# Aquasoil making muddy and cloudy water



## maxwellag (Mar 30, 2012)

Hello everyone!
I got some aquasoil recently and have it in my mini m, and when I added water the water was pretty much just mud. I am not happy with it. Is this normal? I let it is sit for 2 days and it is a little better now, the mud settled and now it is just cloudy and slightly brown tinted. I am frustrated. Has anyone else had this issue?
Thanks!


----------



## somewhatshocked (Aug 8, 2011)

Which type of Aquasoil? ADA?

If it's ADA, is it Amazonia II? Amazonia 'New'?


----------



## chew (May 18, 2012)

Mine was cloudy when starting for 3 days and would cloud up easily when missing the bowl during water changes. After about 2 or 3 weeks it stopped clouding up as bad so you might have to just wait it out. That was with new amazonia


----------



## ThatGuyWithTheFish (Apr 29, 2012)

Mine settled after one day. Only had a Cascade 100 with terrible flow.


----------



## maxwellag (Mar 30, 2012)

Amazonia "new". When I stir it up, the water becomes dark brown and cloudy.


----------



## Centromochlus (May 19, 2008)

A) You should ALWAYS fill your tank very slowly when using Amazonia.
B) Don't stir it up-- this will just cause more problems.

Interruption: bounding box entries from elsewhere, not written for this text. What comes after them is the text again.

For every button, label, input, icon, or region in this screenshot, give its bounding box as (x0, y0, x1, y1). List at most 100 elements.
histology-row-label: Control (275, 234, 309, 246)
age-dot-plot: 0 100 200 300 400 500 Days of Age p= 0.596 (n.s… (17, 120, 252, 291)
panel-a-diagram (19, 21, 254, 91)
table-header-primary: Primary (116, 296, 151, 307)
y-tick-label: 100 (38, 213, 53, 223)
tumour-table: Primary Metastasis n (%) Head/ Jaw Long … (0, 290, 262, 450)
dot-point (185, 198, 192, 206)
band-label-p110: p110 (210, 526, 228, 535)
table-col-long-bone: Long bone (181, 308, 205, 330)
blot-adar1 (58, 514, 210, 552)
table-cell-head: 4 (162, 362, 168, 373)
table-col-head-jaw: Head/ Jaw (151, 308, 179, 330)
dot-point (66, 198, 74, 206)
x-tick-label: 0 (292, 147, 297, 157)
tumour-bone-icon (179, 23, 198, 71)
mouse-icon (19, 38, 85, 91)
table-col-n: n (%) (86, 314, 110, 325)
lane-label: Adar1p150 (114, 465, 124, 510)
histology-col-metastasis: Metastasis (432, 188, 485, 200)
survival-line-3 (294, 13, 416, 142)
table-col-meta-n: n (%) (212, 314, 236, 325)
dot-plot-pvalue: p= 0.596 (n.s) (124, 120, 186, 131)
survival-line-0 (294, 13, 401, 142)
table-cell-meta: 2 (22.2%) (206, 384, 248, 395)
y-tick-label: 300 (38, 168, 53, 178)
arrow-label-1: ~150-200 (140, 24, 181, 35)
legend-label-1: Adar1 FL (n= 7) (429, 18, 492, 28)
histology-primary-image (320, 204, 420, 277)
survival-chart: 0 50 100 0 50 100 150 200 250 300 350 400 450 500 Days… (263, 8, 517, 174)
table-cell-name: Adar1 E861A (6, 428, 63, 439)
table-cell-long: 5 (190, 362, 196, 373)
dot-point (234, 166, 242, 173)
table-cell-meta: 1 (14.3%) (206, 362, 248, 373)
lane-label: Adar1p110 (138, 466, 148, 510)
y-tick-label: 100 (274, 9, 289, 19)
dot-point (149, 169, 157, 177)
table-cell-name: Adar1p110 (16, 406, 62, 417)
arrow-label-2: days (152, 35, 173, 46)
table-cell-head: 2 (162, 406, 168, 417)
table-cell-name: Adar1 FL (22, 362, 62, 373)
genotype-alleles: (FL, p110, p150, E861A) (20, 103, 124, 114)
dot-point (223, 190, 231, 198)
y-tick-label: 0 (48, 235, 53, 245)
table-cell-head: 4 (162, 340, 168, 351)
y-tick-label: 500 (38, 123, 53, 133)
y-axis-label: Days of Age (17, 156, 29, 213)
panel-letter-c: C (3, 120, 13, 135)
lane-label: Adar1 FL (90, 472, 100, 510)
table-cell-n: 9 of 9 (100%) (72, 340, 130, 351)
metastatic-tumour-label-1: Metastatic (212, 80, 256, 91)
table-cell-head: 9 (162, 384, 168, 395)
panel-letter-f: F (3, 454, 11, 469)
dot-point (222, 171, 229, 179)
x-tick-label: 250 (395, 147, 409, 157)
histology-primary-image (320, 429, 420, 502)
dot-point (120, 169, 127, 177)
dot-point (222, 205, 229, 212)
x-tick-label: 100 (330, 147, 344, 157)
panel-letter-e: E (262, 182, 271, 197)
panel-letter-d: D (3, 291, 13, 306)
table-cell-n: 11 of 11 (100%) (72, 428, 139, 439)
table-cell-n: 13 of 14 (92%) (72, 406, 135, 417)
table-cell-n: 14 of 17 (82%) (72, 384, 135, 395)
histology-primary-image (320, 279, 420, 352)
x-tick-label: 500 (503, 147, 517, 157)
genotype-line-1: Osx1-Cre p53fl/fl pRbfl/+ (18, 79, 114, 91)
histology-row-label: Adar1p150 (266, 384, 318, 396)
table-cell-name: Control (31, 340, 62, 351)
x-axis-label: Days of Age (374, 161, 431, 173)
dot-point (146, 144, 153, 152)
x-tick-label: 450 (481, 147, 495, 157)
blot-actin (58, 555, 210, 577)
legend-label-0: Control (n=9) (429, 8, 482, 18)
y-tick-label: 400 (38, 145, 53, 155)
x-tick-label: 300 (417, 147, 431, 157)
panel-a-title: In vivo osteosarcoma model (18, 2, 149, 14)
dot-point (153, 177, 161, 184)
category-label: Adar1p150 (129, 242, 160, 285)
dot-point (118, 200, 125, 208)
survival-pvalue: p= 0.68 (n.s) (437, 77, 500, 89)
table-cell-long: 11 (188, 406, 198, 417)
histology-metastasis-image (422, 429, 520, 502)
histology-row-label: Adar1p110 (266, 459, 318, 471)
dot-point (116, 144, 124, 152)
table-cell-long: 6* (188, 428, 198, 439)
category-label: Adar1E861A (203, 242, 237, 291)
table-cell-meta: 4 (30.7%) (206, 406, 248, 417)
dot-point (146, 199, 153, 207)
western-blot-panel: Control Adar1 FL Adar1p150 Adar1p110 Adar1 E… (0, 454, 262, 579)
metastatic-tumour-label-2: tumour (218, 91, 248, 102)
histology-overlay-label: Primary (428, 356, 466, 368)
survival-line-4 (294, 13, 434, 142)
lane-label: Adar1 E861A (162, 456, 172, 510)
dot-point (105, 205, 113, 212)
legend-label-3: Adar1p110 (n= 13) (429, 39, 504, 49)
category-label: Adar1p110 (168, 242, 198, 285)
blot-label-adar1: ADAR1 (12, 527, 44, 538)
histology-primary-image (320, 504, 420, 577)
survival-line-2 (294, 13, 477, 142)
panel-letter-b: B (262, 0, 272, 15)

Unfortunately this is not in the instructions, but it is very important to follow. At this point I would recommend just letting it settle, do massive water changes, and clean out your filter frequently.


----------



## maxwellag (Mar 30, 2012)

Thanks guys. I just drained it and refilled it very slowly, and it is crystal clear.


----------



## Alastair-T (Jun 5, 2011)

Had the same problem with the new ada myself too, that and the fact it contains sharp glass like pieces on it too. 


Sent from my iPhone using Tapatalk


----------